A Segunda Guerra Púnica ocorreu entre 218 e 201 a.C., onde os cartagineses resolveram aumentar seus domínios na península Ibérica com a liderança de Amílcar Barca. Conquistaram a Espanha e habitaram nas minas de Sierra Morena, onde conseguiram recursos para ajustar as dívidas de guerra. 

Romanos e cartagineses limitaram suas áreas em um tratado assinado em 226a.C, onde estava situada a cidade de Sagunto, aliada de Roma. Com a morte de Asdrúbal, Aníbal tornou-se comandantes dos cartagineses na Espanha e em 219a.C conquistou Sagunto. Os romanos fizeram questão da restituição da cidade e a libertação do comandante militar, mas Catargo preferiu combater. 

Diante a superioridade dos romanos no mar, Aníbal que levou a guerra até Itália, guiou suas tropas por terra, através da Espanha e da Gália. Foi um percurso que levou seis meses para ser concluído, havia cinqüenta mil soldados, nove mil cavaleiros e 37 elefantes. 
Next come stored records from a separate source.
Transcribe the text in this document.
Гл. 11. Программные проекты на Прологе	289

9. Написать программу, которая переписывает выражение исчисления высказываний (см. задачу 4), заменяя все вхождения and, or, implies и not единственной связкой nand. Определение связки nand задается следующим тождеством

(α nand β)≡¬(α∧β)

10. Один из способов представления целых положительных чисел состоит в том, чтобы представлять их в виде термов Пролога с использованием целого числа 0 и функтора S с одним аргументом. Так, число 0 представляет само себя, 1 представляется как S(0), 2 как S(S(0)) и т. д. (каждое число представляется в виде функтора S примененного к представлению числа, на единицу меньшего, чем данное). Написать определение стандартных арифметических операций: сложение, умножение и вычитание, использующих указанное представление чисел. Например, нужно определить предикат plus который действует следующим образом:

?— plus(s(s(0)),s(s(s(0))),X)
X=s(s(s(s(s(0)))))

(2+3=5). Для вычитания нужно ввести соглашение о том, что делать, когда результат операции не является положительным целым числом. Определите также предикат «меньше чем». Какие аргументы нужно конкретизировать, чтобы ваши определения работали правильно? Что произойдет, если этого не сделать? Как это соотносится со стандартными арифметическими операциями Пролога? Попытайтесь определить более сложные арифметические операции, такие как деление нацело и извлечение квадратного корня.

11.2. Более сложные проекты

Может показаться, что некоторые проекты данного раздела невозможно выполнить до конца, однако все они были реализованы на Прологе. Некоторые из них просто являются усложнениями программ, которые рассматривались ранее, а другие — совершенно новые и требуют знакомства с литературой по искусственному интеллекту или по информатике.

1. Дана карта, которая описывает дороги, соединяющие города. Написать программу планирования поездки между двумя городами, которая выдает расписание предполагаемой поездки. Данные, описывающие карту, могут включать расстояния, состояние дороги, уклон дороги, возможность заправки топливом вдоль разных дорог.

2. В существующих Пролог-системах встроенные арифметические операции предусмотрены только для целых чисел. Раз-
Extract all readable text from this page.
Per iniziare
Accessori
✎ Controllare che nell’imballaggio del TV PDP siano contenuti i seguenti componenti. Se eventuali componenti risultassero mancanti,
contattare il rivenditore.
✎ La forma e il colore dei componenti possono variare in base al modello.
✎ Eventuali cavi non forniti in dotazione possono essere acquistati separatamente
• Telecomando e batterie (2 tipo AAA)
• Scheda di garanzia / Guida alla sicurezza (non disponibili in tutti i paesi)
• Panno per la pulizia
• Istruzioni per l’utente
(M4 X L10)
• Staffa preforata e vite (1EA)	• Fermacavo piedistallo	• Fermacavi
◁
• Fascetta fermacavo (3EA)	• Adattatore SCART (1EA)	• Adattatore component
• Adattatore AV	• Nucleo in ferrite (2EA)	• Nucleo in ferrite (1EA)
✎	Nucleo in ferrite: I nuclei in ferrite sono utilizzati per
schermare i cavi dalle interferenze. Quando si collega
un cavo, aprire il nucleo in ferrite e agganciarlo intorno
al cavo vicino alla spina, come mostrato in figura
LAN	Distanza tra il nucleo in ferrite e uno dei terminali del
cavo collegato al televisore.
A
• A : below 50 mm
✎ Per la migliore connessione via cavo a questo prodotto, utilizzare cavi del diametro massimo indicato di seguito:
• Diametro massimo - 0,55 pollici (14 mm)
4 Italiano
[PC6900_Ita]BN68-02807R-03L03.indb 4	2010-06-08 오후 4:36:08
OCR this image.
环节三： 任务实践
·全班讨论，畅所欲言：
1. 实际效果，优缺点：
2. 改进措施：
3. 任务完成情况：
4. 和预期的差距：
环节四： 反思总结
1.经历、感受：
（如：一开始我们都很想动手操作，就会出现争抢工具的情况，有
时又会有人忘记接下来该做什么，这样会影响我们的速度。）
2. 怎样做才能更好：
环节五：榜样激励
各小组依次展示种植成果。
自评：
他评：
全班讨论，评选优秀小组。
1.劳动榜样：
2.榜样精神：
Aníbal chegou a Tessino em 218a.C. e derrotou Cornélio Cipião, no ano posterior, as tropas cartaginesas tiveram novamente uma vitória contra as forças lideradas pelo cônsul C. Flamingo que ficou sem 15.000 homens.
Quinto Fábio Máximo foi escolhido pelos romanos, para recrutar um novo exército e começou uma ágil guerra de desgaste contra as tropas de Catargo. Na batalha, de 216a.C, Roma teve a sua maior derrota da história e perdeu cinqüenta mil homens.

 A última batalha foi travada em 202a.C, os cartagineses perderam e tiveram que aceitar por obrigação, as condições impostas por Roma. Escondido na Síria e na Bitínia, Aníbal preferiu se suicidar para não ser entregue aos Romanos.